8 de julio de 2008

CUADERNO INFANCIA 16

Un domingo a la tarde. Juegan Boca y Vélez. Mario está en casa de visita antes de ir a la cancha. Yo tengo ocho o nueve años y él anda por los veinte o más. Me ofrece ir con él y yo me niego. Mario me insiste con fervor y yo me sigo negando. Sigue insistiendo pero ya he tomado la decisión de no acompañarlo.
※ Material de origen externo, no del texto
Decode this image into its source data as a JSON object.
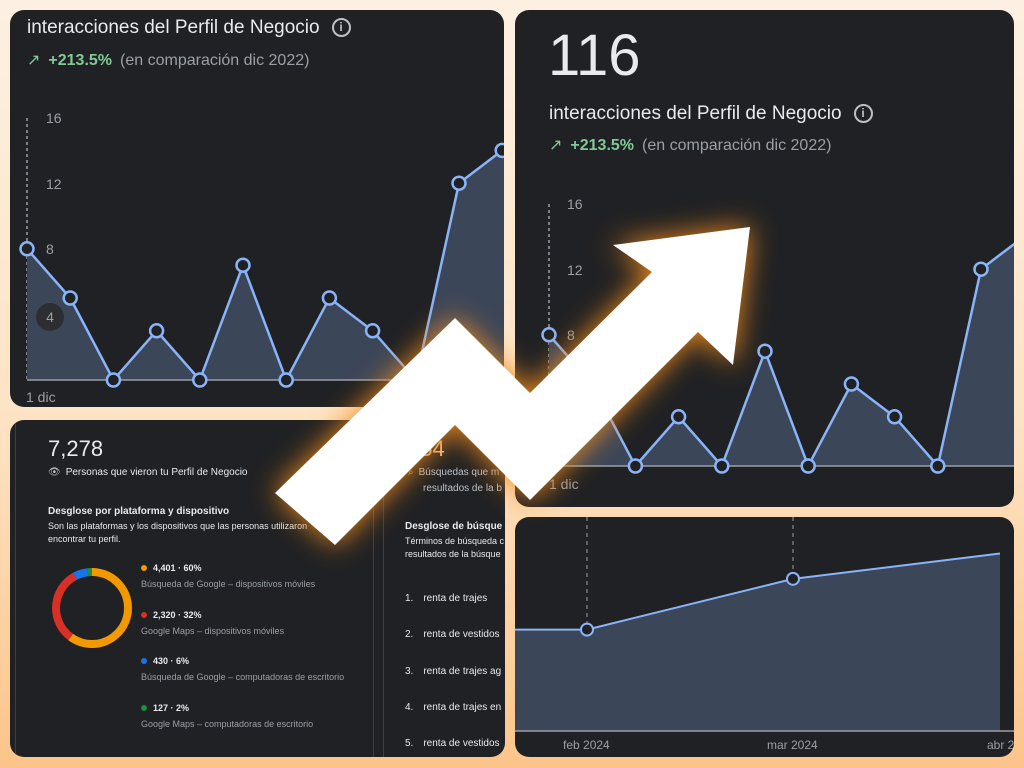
{
  "colors": {
    "panel": "#202124",
    "line": "#8ab4f8",
    "fill": "#3c4659",
    "positive": "#81c995",
    "arrow_glow": "#f08a1c"
  },
  "card_small": {
    "title": "interacciones del Perfil de Negocio",
    "info_icon": "info-icon",
    "trend_icon": "trending-up-icon",
    "change": "+213.5%",
    "comparison": "(en comparación dic 2022)",
    "y_ticks": [
      "16",
      "12",
      "8",
      "4"
    ],
    "x_label": "1 dic"
  },
  "card_large": {
    "total": "116",
    "title": "interacciones del Perfil de Negocio",
    "info_icon": "info-icon",
    "trend_icon": "trending-up-icon",
    "change": "+213.5%",
    "comparison": "(en comparación dic 2022)",
    "y_ticks": [
      "16",
      "12",
      "8"
    ],
    "x_label": "1 dic"
  },
  "views_card": {
    "total": "7,278",
    "label": "Personas que vieron tu Perfil de Negocio",
    "breakdown_title": "Desglose por plataforma y dispositivo",
    "breakdown_desc_1": "Son las plataformas y los dispositivos que las personas utilizaron",
    "breakdown_desc_2": "encontrar tu perfil.",
    "segments": [
      {
        "value": "4,401 · 60%",
        "label": "Búsqueda de Google – dispositivos móviles",
        "color": "#f29900",
        "pct": 60
      },
      {
        "value": "2,320 · 32%",
        "label": "Google Maps – dispositivos móviles",
        "color": "#d93025",
        "pct": 32
      },
      {
        "value": "430 · 6%",
        "label": "Búsqueda de Google – computadoras de escritorio",
        "color": "#1a73e8",
        "pct": 6
      },
      {
        "value": "127 · 2%",
        "label": "Google Maps – computadoras de escritorio",
        "color": "#1e8e3e",
        "pct": 2
      }
    ]
  },
  "search_card": {
    "total": "354",
    "label_1": "Búsquedas que m",
    "label_2": "resultados de la b",
    "breakdown_title": "Desglose de búsque",
    "breakdown_desc_1": "Términos de búsqueda c",
    "breakdown_desc_2": "resultados de la búsque",
    "terms": [
      {
        "n": "1.",
        "t": "renta de trajes"
      },
      {
        "n": "2.",
        "t": "renta de vestidos"
      },
      {
        "n": "3.",
        "t": "renta de trajes ag"
      },
      {
        "n": "4.",
        "t": "renta de trajes en"
      },
      {
        "n": "5.",
        "t": "renta de vestidos"
      }
    ]
  },
  "chart_data": [
    {
      "type": "area",
      "title": "interacciones del Perfil de Negocio",
      "x_first_label": "1 dic",
      "values": [
        8,
        5,
        0,
        3,
        0,
        7,
        0,
        5,
        3,
        0,
        12,
        14,
        13
      ],
      "ylim": [
        0,
        16
      ],
      "y_ticks": [
        4,
        8,
        12,
        16
      ]
    },
    {
      "type": "area",
      "x_ticks": [
        "feb 2024",
        "mar 2024",
        "abr 2"
      ],
      "values": [
        2,
        3,
        3.5
      ],
      "ylim": [
        0,
        4.2
      ]
    }
  ]
}
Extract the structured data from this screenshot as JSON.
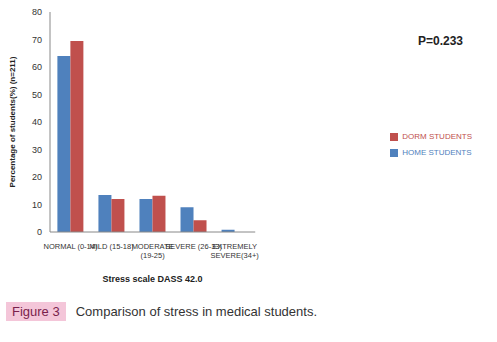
{
  "chart_data": {
    "type": "bar",
    "categories": [
      "NORMAL (0-14)",
      "MILD (15-18)",
      "MODERATE (19-25)",
      "SEVERE (26-33)",
      "EXTREMELY SEVERE(34+)"
    ],
    "series": [
      {
        "name": "HOME STUDENTS",
        "color": "#4f81bd",
        "values": [
          64,
          13.5,
          12,
          9,
          0.8
        ]
      },
      {
        "name": "DORM STUDENTS",
        "color": "#c0504d",
        "values": [
          69.5,
          12,
          13.2,
          4.3,
          0
        ]
      }
    ],
    "x_label": "Stress scale DASS 42.0",
    "y_label": "Percentage of students(%) (n=211)",
    "annotations": [
      "P=0.233"
    ],
    "ylim": [
      0,
      80
    ],
    "yticks": [
      0,
      10,
      20,
      30,
      40,
      50,
      60,
      70,
      80
    ],
    "grid": false,
    "legend": "right"
  },
  "caption": {
    "label": "Figure 3",
    "text": "Comparison of stress in medical students."
  }
}
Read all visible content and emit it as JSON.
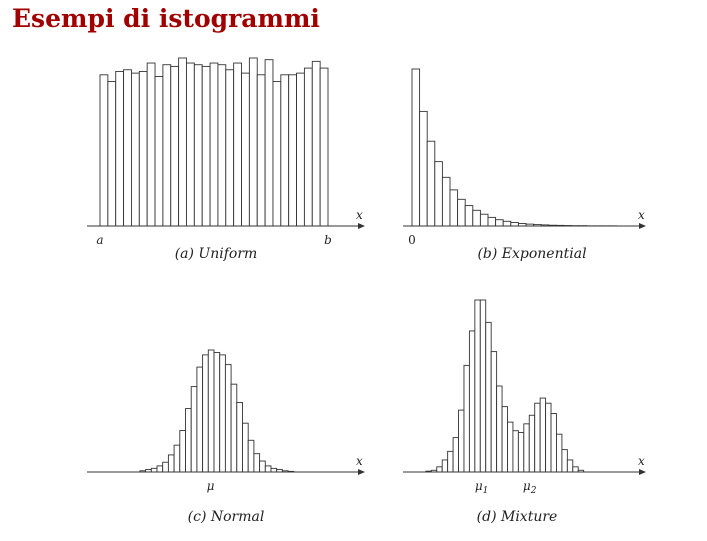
{
  "page": {
    "title": "Esempi di istogrammi"
  },
  "chart_data": [
    {
      "type": "bar",
      "caption": "(a) Uniform",
      "xlabel": "x",
      "ticks": [
        {
          "label": "a",
          "at": 0
        },
        {
          "label": "b",
          "at": 1
        }
      ],
      "ylim": [
        0,
        1
      ],
      "values": [
        0.9,
        0.86,
        0.92,
        0.93,
        0.91,
        0.92,
        0.97,
        0.89,
        0.96,
        0.95,
        1.0,
        0.97,
        0.96,
        0.95,
        0.97,
        0.96,
        0.93,
        0.97,
        0.91,
        1.0,
        0.9,
        0.99,
        0.86,
        0.9,
        0.9,
        0.91,
        0.94,
        0.98,
        0.94
      ]
    },
    {
      "type": "bar",
      "caption": "(b) Exponential",
      "xlabel": "x",
      "ticks": [
        {
          "label": "0",
          "at": 0
        }
      ],
      "ylim": [
        0,
        1
      ],
      "values": [
        1.0,
        0.73,
        0.54,
        0.41,
        0.31,
        0.23,
        0.17,
        0.13,
        0.1,
        0.075,
        0.055,
        0.04,
        0.03,
        0.022,
        0.016,
        0.012,
        0.009,
        0.007,
        0.005,
        0.004,
        0.003,
        0.002,
        0.002,
        0.001,
        0.001,
        0.001,
        0.001,
        0,
        0,
        0
      ]
    },
    {
      "type": "bar",
      "caption": "(c) Normal",
      "xlabel": "x",
      "ticks": [
        {
          "label": "μ",
          "sub": "",
          "at": 0.485
        }
      ],
      "ylim": [
        0,
        1
      ],
      "values": [
        0,
        0,
        0,
        0,
        0,
        0,
        0,
        0.01,
        0.02,
        0.03,
        0.05,
        0.08,
        0.14,
        0.22,
        0.34,
        0.52,
        0.7,
        0.86,
        0.96,
        1.0,
        0.98,
        0.96,
        0.88,
        0.72,
        0.57,
        0.4,
        0.26,
        0.15,
        0.09,
        0.05,
        0.03,
        0.02,
        0.01,
        0.005,
        0,
        0,
        0,
        0,
        0,
        0
      ]
    },
    {
      "type": "bar",
      "caption": "(d) Mixture",
      "xlabel": "x",
      "ticks": [
        {
          "label": "μ",
          "sub": "1",
          "at": 0.36
        },
        {
          "label": "μ",
          "sub": "2",
          "at": 0.62
        }
      ],
      "ylim": [
        0,
        1
      ],
      "values": [
        0,
        0,
        0.005,
        0.01,
        0.03,
        0.07,
        0.12,
        0.2,
        0.36,
        0.62,
        0.82,
        1.0,
        1.0,
        0.87,
        0.7,
        0.5,
        0.38,
        0.29,
        0.24,
        0.23,
        0.28,
        0.33,
        0.4,
        0.43,
        0.4,
        0.34,
        0.22,
        0.13,
        0.07,
        0.03,
        0.01,
        0,
        0,
        0
      ]
    }
  ]
}
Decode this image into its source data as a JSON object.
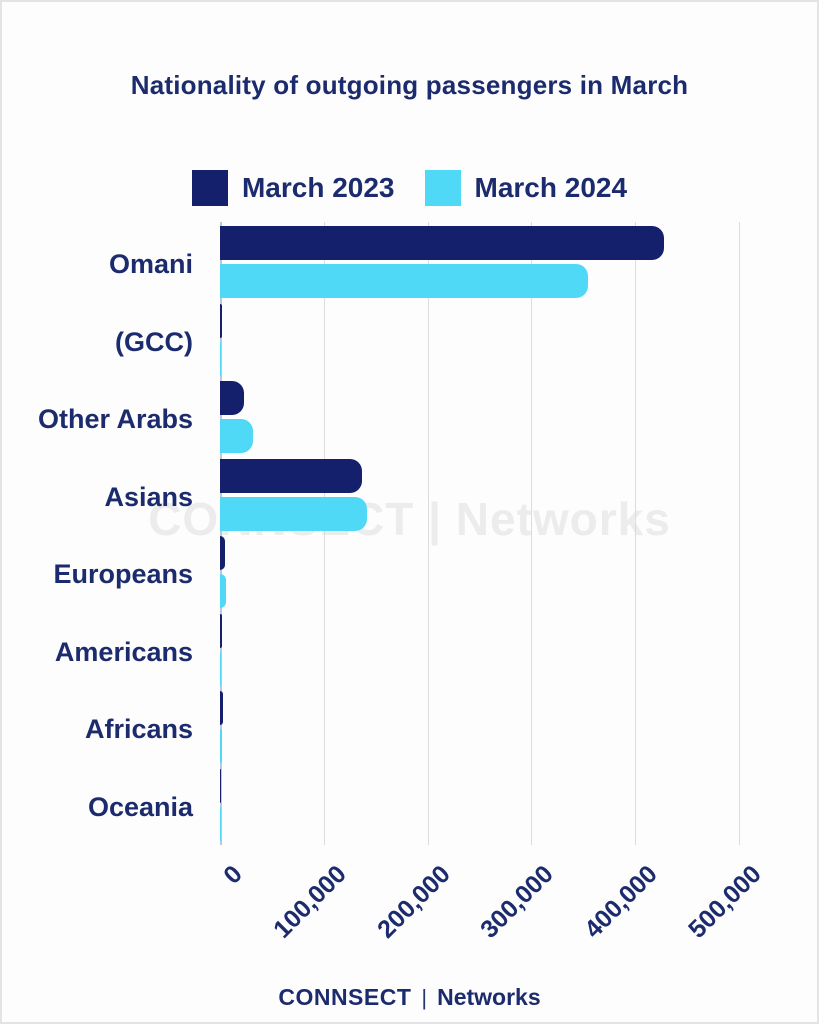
{
  "title": "Nationality of outgoing passengers in March",
  "colors": {
    "navy_bar": "#14206b",
    "cyan_bar": "#4fd9f6",
    "text_navy": "#1c2b6d",
    "gridline": "#dcdcdc",
    "watermark_gray": "#ececec"
  },
  "legend": {
    "items": [
      {
        "label": "March 2023",
        "color": "#14206b"
      },
      {
        "label": "March 2024",
        "color": "#4fd9f6"
      }
    ]
  },
  "chart_data": {
    "type": "bar",
    "orientation": "horizontal",
    "title": "Nationality of outgoing passengers in March",
    "categories": [
      "Omani",
      "(GCC)",
      "Other Arabs",
      "Asians",
      "Europeans",
      "Americans",
      "Africans",
      "Oceania"
    ],
    "series": [
      {
        "name": "March 2023",
        "color": "#14206b",
        "values": [
          428000,
          1500,
          23000,
          137000,
          4500,
          2000,
          2500,
          300
        ]
      },
      {
        "name": "March 2024",
        "color": "#4fd9f6",
        "values": [
          355000,
          1000,
          32000,
          142000,
          5500,
          1200,
          2000,
          200
        ]
      }
    ],
    "xlim": [
      0,
      500000
    ],
    "x_tick_values": [
      0,
      100000,
      200000,
      300000,
      400000,
      500000
    ],
    "x_tick_labels": [
      "0",
      "100,000",
      "200,000",
      "300,000",
      "400,000",
      "500,000"
    ],
    "grid": true,
    "legend_position": "top"
  },
  "watermark": "CONNSECT | Networks",
  "footer": {
    "brand": "CONNSECT",
    "separator": "|",
    "brand2": "Networks"
  }
}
Yo soy de River y el partido de Boca con Vélez no me interesa. En la puerta de casa, mientras se va, Mario no deja de insistirme, con la esperanza de que finalmente yo ceda. Le digo que no, una vez más. Mario se resigna, gira y enfila por la calle Emilio Lamarca hacia la avenida Avellaneda. Su figura se va reduciendo a medida que se aleja. Y entonces, cuando veo que la silueta de Mario se achica hasta transformarse casi en una mancha, algo se me aprieta en las vísceras, algo me conmueve. Le grito, lo llamo por su nombre. Luego de unos segundos, Mario vuelve a su figura normal, a mi lado. Le digo que voy con él. No puedo recordar el viaje hasta la cancha de Vélez. Sí retengo imágenes de los dos desde una tribuna, o desde una platea, no lo sé. Tampoco puedo recordar el resultado.